01:37Today, when I look at an asset, you know, we look at what is its, what is its beta, its dispersion, its marginal contribution to risk, what's its liquidity, and then what does it do in the portfolio?
01:47Today, you know, it's saying, Steve made the point, which is 100% right.
01:50In fixed income, our goal is to get paid back, and we run very different in fixed income than we do equities.
01:56Like, I believe you diversify fixed income.
01:58You know, when you take public-private, this number is staggering to me, there's 1.4 million unique fixed-income securities.

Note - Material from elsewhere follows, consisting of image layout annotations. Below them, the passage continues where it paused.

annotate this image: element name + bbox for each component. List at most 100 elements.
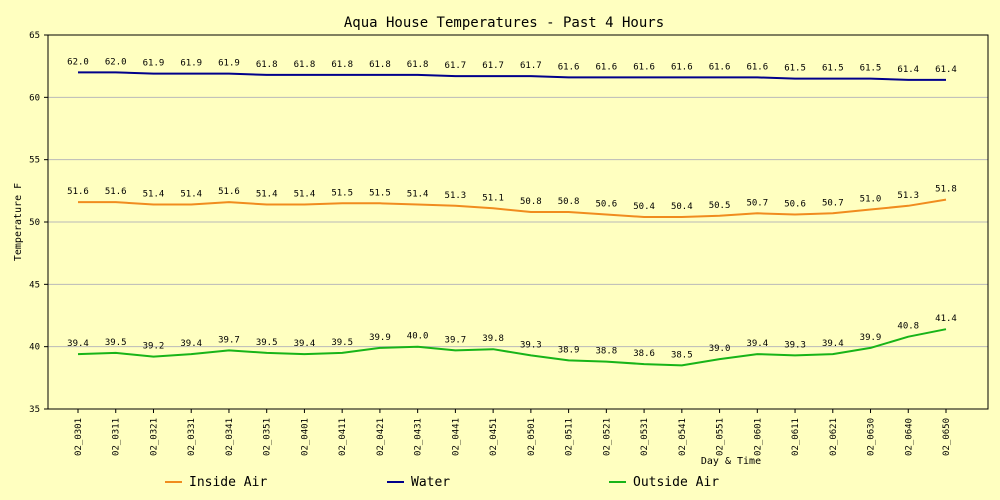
data-label: 51.0 <box>860 195 882 205</box>
data-label: 39.4 <box>822 339 844 349</box>
data-label: 61.7 <box>520 61 542 71</box>
data-label: 39.7 <box>218 335 240 345</box>
x-tick-label: 02_0311 <box>112 418 122 456</box>
y-tick-label: 60 <box>29 93 40 103</box>
data-label: 61.9 <box>143 59 165 69</box>
x-tick-label: 02_0301 <box>74 418 84 456</box>
data-label: 61.6 <box>671 62 693 72</box>
y-tick-label: 45 <box>29 280 40 290</box>
data-label: 51.4 <box>256 190 278 200</box>
data-label: 51.5 <box>331 188 353 198</box>
y-tick-label: 40 <box>29 343 40 353</box>
data-label: 50.5 <box>709 201 731 211</box>
data-label: 61.8 <box>294 60 316 70</box>
chart-title: Aqua House Temperatures - Past 4 Hours <box>344 15 664 31</box>
series-line-inside-air <box>78 198 947 218</box>
legend-label: Water <box>411 475 450 490</box>
data-label: 50.7 <box>746 198 768 208</box>
x-axis-label: Day & Time <box>701 456 761 467</box>
data-label: 39.9 <box>369 333 391 343</box>
y-axis-ticks: 35 40 45 50 55 60 65 <box>29 31 48 415</box>
data-label: 61.4 <box>897 65 919 75</box>
data-label: 61.6 <box>709 62 731 72</box>
legend-label: Inside Air <box>189 475 267 490</box>
y-tick-label: 55 <box>29 156 40 166</box>
data-label: 39.5 <box>331 338 353 348</box>
x-tick-label: 02_0551 <box>716 418 726 456</box>
data-label: 39.8 <box>482 334 504 344</box>
data-label: 39.4 <box>67 339 89 349</box>
data-label: 61.6 <box>746 62 768 72</box>
data-label: 39.2 <box>143 342 165 352</box>
data-label: 50.8 <box>558 197 580 207</box>
series-line-outside-air <box>77 328 947 367</box>
x-tick-label: 02_0511 <box>565 418 575 456</box>
data-label: 61.7 <box>482 61 504 71</box>
data-label: 39.0 <box>709 344 731 354</box>
legend: Inside Air Water Outside Air <box>165 475 719 490</box>
data-label: 38.8 <box>596 347 618 357</box>
x-tick-label: 02_0421 <box>376 418 386 456</box>
data-label: 61.4 <box>935 65 957 75</box>
x-tick-label: 02_0401 <box>300 418 310 456</box>
data-label: 51.6 <box>67 187 89 197</box>
data-label: 51.1 <box>482 193 504 203</box>
y-tick-label: 50 <box>29 218 40 228</box>
x-tick-label: 02_0431 <box>414 418 424 456</box>
x-tick-label: 02_0411 <box>338 418 348 456</box>
data-label: 61.9 <box>180 59 202 69</box>
x-tick-label: 02_0331 <box>187 418 197 456</box>
data-label: 61.9 <box>218 59 240 69</box>
data-label: 39.5 <box>256 338 278 348</box>
data-label: 39.7 <box>445 335 467 345</box>
data-label: 51.4 <box>407 190 429 200</box>
x-tick-label: 02_0321 <box>149 418 159 456</box>
x-tick-label: 02_0341 <box>225 418 235 456</box>
x-tick-label: 02_0351 <box>263 418 273 456</box>
data-label: 50.8 <box>520 197 542 207</box>
data-label: 50.6 <box>784 200 806 210</box>
data-label: 61.8 <box>369 60 391 70</box>
data-label: 50.4 <box>671 202 693 212</box>
data-label: 38.9 <box>558 345 580 355</box>
data-label: 61.5 <box>860 64 882 74</box>
data-label: 51.6 <box>218 187 240 197</box>
x-tick-label: 02_0640 <box>904 418 914 456</box>
data-label: 50.6 <box>596 200 618 210</box>
data-labels: 51.6 51.6 51.4 51.4 51.6 51.4 51.4 51.5 51.5 51.4… <box>67 57 957 360</box>
data-label: 61.8 <box>256 60 278 70</box>
data-label: 50.4 <box>633 202 655 212</box>
data-label: 40.8 <box>897 322 919 332</box>
x-tick-label: 02_0541 <box>678 418 688 456</box>
y-axis-label: Temperature F <box>13 183 24 261</box>
x-tick-label: 02_0621 <box>829 418 839 456</box>
data-label: 61.8 <box>407 60 429 70</box>
y-tick-label: 35 <box>29 405 40 415</box>
x-tick-label: 02_0531 <box>640 418 650 456</box>
data-label: 39.5 <box>105 338 127 348</box>
data-label: 62.0 <box>67 57 89 67</box>
data-label: 51.4 <box>294 190 316 200</box>
data-label: 51.8 <box>935 185 957 195</box>
x-tick-label: 02_0630 <box>867 418 877 456</box>
data-label: 51.4 <box>180 190 202 200</box>
data-label: 39.4 <box>180 339 202 349</box>
x-tick-label: 02_0601 <box>753 418 763 456</box>
x-tick-label: 02_0521 <box>602 418 612 456</box>
series-lines <box>77 71 947 367</box>
data-label: 41.4 <box>935 314 957 324</box>
data-label: 61.8 <box>331 60 353 70</box>
data-label: 61.6 <box>558 62 580 72</box>
data-label: 50.7 <box>822 198 844 208</box>
data-label: 51.4 <box>143 190 165 200</box>
legend-label: Outside Air <box>633 475 719 490</box>
data-label: 38.5 <box>671 350 693 360</box>
data-label: 61.6 <box>596 62 618 72</box>
data-label: 39.3 <box>784 340 806 350</box>
data-label: 38.6 <box>633 349 655 359</box>
data-label: 51.3 <box>897 191 919 201</box>
data-label: 61.5 <box>784 64 806 74</box>
data-label: 39.9 <box>860 333 882 343</box>
x-tick-label: 02_0451 <box>489 418 499 456</box>
data-label: 61.6 <box>633 62 655 72</box>
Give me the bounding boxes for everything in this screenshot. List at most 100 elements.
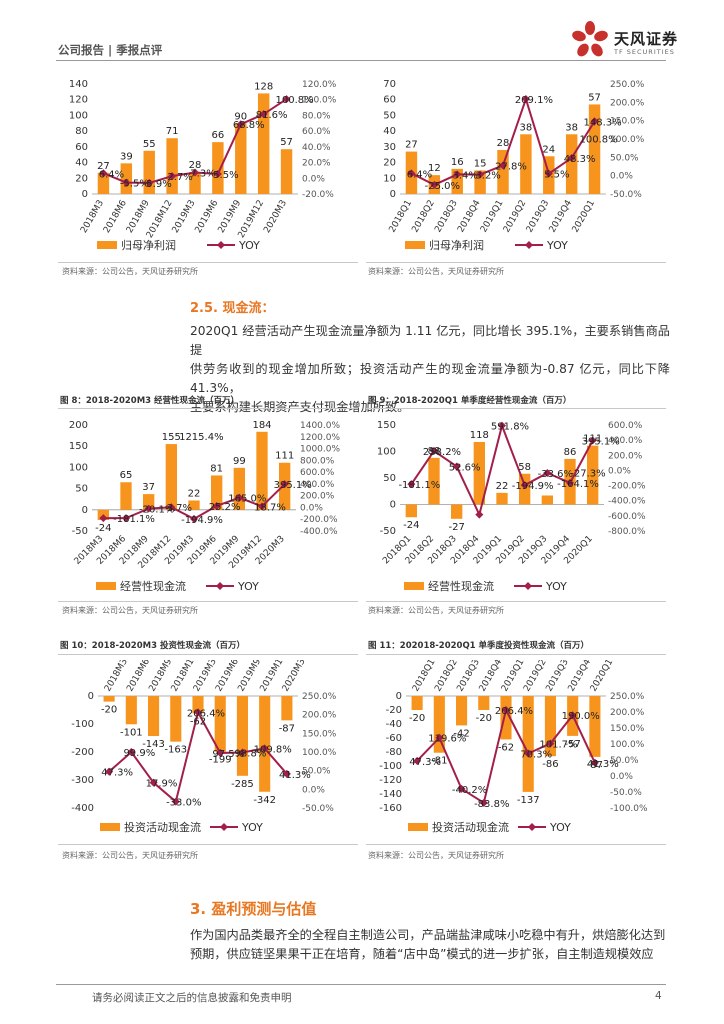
legend-line-marker bbox=[217, 241, 225, 249]
figure-caption: 图 8：2018-2020M3 经营性现金流（百万） bbox=[60, 396, 240, 406]
footer-divider bbox=[56, 984, 666, 985]
y2-tick-label: 250.0% bbox=[302, 692, 337, 702]
y2-tick-label: 200.0% bbox=[608, 451, 643, 461]
bar bbox=[500, 696, 512, 740]
y2-tick-label: 120.0% bbox=[302, 80, 337, 90]
bar-value-label: -199 bbox=[209, 755, 232, 766]
y-tick-label: -60 bbox=[386, 733, 402, 744]
yoy-point bbox=[499, 161, 507, 170]
y2-tick-label: 150.0% bbox=[302, 729, 337, 739]
bar bbox=[212, 142, 224, 194]
bar bbox=[188, 500, 200, 510]
yoy-point bbox=[212, 501, 221, 510]
y2-tick-label: 50.0% bbox=[610, 756, 639, 766]
yoy-value-label: 7.3% bbox=[190, 169, 215, 180]
yoy-value-label: 17.9% bbox=[146, 779, 178, 790]
y2-tick-label: 80.0% bbox=[302, 111, 331, 121]
y-tick-label: 40 bbox=[383, 126, 396, 137]
yoy-value-label: 18.7% bbox=[254, 502, 286, 513]
y2-tick-label: 60.0% bbox=[302, 127, 331, 137]
yoy-point bbox=[430, 446, 438, 455]
y2-tick-label: 0.0% bbox=[302, 174, 325, 184]
logo-subtitle: TF SECURITIES bbox=[614, 48, 675, 56]
bar bbox=[257, 93, 270, 194]
yoy-point bbox=[258, 502, 266, 511]
yoy-point bbox=[502, 705, 510, 714]
bar-value-label: -137 bbox=[517, 795, 540, 806]
y2-tick-label: -20.0% bbox=[302, 190, 334, 200]
yoy-value-label: 209.1% bbox=[515, 95, 553, 106]
yoy-point bbox=[190, 514, 198, 523]
legend-label: 经营性现金流 bbox=[428, 579, 494, 593]
yoy-value-label: 99.9% bbox=[123, 748, 155, 759]
yoy-point bbox=[475, 510, 484, 519]
source-note: 资料来源：公司公告，天风证券研究所 bbox=[368, 851, 504, 860]
bar bbox=[256, 431, 268, 510]
legend-label: YOY bbox=[237, 580, 259, 593]
legend-bar-swatch bbox=[100, 823, 120, 831]
yoy-value-label: -194.9% bbox=[181, 515, 223, 526]
yoy-value-label: 395.1% bbox=[274, 480, 312, 491]
bar bbox=[233, 467, 245, 510]
yoy-value-label: 148.3% bbox=[583, 117, 621, 128]
yoy-point bbox=[282, 95, 291, 104]
yoy-value-label: 258.2% bbox=[423, 447, 461, 458]
bar bbox=[192, 696, 204, 714]
report-type: 公司报告 | 季报点评 bbox=[58, 43, 163, 57]
yoy-value-label: 48.3% bbox=[564, 154, 596, 165]
bar-value-label: -20 bbox=[476, 713, 492, 724]
yoy-point bbox=[236, 120, 245, 129]
y2-tick-label: 100.0% bbox=[302, 96, 337, 106]
y-tick-label: 0 bbox=[82, 189, 88, 200]
bar-value-label: -143 bbox=[142, 739, 165, 750]
y2-tick-label: -50.0% bbox=[610, 190, 642, 200]
yoy-value-label: -33.0% bbox=[166, 798, 201, 809]
y2-tick-label: 100.0% bbox=[610, 135, 645, 145]
legend-label: 投资活动现金流 bbox=[124, 820, 201, 834]
y-tick-label: -100 bbox=[71, 719, 94, 730]
bar-value-label: -163 bbox=[164, 745, 187, 756]
chart-net-profit-cumulative: 0 20 40 60 80 100 120 140 -20.0% 0.0% 20.0% 40.0% 60… bbox=[58, 78, 358, 256]
y-tick-label: 120 bbox=[69, 95, 88, 106]
y2-tick-label: -400.0% bbox=[608, 497, 646, 507]
legend-bar-swatch bbox=[408, 823, 428, 831]
yoy-value-label: 100.8% bbox=[275, 95, 313, 106]
paragraph-line: 2020Q1 经营活动产生现金流量净额为 1.11 亿元，同比增长 395.1%… bbox=[190, 324, 670, 357]
legend-line-marker bbox=[528, 823, 536, 831]
legend-line-marker bbox=[220, 823, 228, 831]
bar-value-label: 99 bbox=[233, 456, 246, 467]
y2-tick-label: 200.0% bbox=[610, 98, 645, 108]
y-tick-label: -300 bbox=[71, 775, 94, 786]
y-tick-label: -80 bbox=[386, 747, 402, 758]
bar-value-label: -62 bbox=[190, 716, 206, 727]
y-tick-label: 150 bbox=[377, 420, 396, 431]
bar-value-label: -87 bbox=[279, 723, 295, 734]
yoy-point bbox=[498, 421, 506, 430]
bar-value-label: 90 bbox=[234, 111, 247, 122]
bar bbox=[143, 150, 155, 194]
yoy-value-label: -83.8% bbox=[474, 799, 509, 810]
y-tick-label: 0 bbox=[390, 189, 396, 200]
yoy-value-label: 41.3% bbox=[279, 770, 311, 781]
source-note: 资料来源：公司公告，天风证券研究所 bbox=[368, 267, 504, 276]
bar-value-label: 184 bbox=[252, 420, 271, 431]
y-tick-label: -40 bbox=[386, 719, 402, 730]
bar-value-label: -42 bbox=[453, 728, 469, 739]
y2-tick-label: -800.0% bbox=[608, 527, 646, 537]
divider bbox=[366, 654, 666, 655]
cashflow-paragraph: 2020Q1 经营活动产生现金流量净额为 1.11 亿元，同比增长 395.1%… bbox=[190, 322, 670, 417]
divider bbox=[366, 844, 666, 845]
y2-tick-label: -50.0% bbox=[610, 788, 642, 798]
yoy-point bbox=[435, 733, 444, 742]
bar bbox=[473, 441, 485, 505]
divider bbox=[58, 262, 358, 263]
bar bbox=[259, 696, 271, 792]
bar-value-label: -285 bbox=[231, 779, 254, 790]
yoy-value-label: -33.6% bbox=[538, 469, 573, 480]
bar bbox=[589, 696, 601, 757]
divider bbox=[58, 844, 358, 845]
bar bbox=[189, 172, 201, 194]
y2-tick-label: 100.0% bbox=[610, 740, 645, 750]
bar-value-label: -62 bbox=[498, 742, 514, 753]
yoy-value-label: 206.4% bbox=[187, 708, 225, 719]
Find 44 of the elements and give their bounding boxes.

02:07You know, I run a big equity portfolio.
02:09You know, I've got to watch 30 stocks, basically.
02:12There's 1.4 million.
02:13If I could use privates, now, in the ETF structure, different than a mutual fund, I'm trying to create something that is liquid, replicatable.
02:21So, I try and keep that number smaller.
02:23By the way, it's part of why mutual funds are not going away.
02:26Like, your ability to actually get-
02:28This is the ETF crowd.
02:29I understand.
02:30But it's actually, you know, listen, the benefits of ETFs are going to grow much faster, and Steve knows way better than I, the efficiencies and the reasons.
02:37It's going to grow much faster, but I can put, I just can't put as much in the ETF as I would in the mutual fund.
02:44So, what do I do?
02:45I give up a little bit of yield.